Pair Corralation between GP Global and Infimer

If you would invest  1,860,000  in Infimer on September 24, 2024 and sell it today you would lose (960,000) from holding Infimer or give up 51.61% of portfolio value over 90 days.
Time Period3 Months [change]
DirectionFlat 
StrengthInsignificant
Accuracy100.0%
ValuesDaily Returns

GP Global Power  vs.  Infimer

 Performance 
       Timeline  
GP Global Power 

Risk-Adjusted Performance

0 of 100

 
Weak
 
Strong
Very Weak
Over the last 90 days GP Global Power has generated negative risk-adjusted returns adding no value to investors with long positions. Despite somewhat strong basic indicators, GP Global is not utilizing all of its potentials. The current stock price disturbance, may contribute to short-term losses for the investors.
Infimer 

Risk-Adjusted Performance

25 of 100

 
Weak
 
Strong
Solid
Compared to the overall equity markets, risk-adjusted returns on investments in Infimer are ranked lower than 25 (%) of all global equities and portfolios over the last 90 days. Despite somewhat weak basic indicators, Infimer sustained solid returns over the last few months and may actually be approaching a breakup point.

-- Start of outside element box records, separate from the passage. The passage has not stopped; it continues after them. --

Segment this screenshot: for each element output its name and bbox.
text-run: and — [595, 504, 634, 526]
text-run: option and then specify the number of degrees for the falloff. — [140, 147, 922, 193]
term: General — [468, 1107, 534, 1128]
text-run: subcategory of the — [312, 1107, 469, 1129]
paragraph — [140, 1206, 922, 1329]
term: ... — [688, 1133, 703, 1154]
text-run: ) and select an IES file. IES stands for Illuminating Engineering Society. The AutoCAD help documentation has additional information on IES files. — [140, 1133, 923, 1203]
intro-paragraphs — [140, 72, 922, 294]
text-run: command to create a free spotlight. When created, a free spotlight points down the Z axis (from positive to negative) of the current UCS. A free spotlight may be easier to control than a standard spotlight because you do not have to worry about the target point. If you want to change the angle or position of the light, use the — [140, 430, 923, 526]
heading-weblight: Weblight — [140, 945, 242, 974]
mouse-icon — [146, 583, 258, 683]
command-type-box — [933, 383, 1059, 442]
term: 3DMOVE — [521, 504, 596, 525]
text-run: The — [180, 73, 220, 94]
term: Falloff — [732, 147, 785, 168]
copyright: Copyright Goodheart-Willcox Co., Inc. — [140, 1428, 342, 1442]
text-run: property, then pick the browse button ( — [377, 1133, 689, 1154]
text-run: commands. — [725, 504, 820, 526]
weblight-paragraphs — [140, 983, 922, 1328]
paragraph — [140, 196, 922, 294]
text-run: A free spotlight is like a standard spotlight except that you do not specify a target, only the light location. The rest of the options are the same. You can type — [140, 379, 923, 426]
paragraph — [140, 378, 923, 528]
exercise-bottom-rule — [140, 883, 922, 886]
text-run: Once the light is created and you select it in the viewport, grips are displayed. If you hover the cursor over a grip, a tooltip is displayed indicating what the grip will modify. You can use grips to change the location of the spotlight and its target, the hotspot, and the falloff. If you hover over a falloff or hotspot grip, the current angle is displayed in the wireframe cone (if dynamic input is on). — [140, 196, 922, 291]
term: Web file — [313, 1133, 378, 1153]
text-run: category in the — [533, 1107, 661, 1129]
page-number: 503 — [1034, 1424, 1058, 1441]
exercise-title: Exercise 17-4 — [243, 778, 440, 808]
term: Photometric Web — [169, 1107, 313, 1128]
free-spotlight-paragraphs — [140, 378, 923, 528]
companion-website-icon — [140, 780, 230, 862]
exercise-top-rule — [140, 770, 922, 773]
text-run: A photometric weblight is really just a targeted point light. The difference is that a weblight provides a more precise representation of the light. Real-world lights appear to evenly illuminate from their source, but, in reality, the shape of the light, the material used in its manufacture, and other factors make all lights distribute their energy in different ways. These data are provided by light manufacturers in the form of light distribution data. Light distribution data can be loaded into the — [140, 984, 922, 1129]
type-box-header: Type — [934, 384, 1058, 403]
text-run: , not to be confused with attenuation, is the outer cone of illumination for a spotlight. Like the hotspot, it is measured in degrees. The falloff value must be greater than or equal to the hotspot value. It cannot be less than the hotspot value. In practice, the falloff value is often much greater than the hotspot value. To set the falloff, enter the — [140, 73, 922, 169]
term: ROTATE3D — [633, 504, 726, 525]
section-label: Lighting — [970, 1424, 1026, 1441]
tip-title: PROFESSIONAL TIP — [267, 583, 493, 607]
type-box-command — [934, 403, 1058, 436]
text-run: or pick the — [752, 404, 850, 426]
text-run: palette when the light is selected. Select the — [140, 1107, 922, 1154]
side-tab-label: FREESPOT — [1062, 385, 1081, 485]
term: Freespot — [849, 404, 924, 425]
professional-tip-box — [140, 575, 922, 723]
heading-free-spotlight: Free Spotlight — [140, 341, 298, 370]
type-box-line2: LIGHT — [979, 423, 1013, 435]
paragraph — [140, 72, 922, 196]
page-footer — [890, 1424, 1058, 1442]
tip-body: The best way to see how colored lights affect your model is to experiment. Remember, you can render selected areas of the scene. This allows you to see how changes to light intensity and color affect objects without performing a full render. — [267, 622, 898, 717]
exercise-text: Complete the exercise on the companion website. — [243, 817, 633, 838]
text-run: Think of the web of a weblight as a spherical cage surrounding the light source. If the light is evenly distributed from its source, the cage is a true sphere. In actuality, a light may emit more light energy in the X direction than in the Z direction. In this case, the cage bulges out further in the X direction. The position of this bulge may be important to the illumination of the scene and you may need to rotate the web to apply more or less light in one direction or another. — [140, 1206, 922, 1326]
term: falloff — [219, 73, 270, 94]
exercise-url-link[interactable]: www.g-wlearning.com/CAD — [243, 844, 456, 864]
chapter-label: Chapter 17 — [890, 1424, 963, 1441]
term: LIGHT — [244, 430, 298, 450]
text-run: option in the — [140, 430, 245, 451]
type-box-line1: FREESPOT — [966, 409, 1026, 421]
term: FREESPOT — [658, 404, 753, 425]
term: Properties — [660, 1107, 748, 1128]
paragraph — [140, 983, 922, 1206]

GP Global and Infimer Volatility Contrast

   Predicted Return Density   
       Returns  

Pair Trading with GP Global and Infimer

The main advantage of trading using opposite GP Global and Infimer positions is that it hedges away some unsystematic risk. Because of two separate transactions, even if GP Global position performs unexpectedly, Infimer can make up some of the losses. Pair trading also minimizes risk from directional movements in the market. For example, if an entire industry or sector drops because of unexpected headlines, the short position in Infimer will offset losses from the drop in Infimer's long position.
The idea behind GP Global Power and Infimer pairs trading is to make the combined position market-neutral, meaning the overall market's direction will not affect its win or loss (or potential downside or upside). This can be achieved by designing a pairs trade with two highly correlated stocks or equities that operate in a similar space or sector, making it possible to obtain profits through simple and relatively low-risk investment.
Check out your portfolio center.
Note that this page's information should be used as a complementary analysis to find the right mix of equity instruments to add to your existing portfolios or create a brand new portfolio. You can also try the Portfolio Suggestion module to get suggestions outside of your existing asset allocation including your own model portfolios.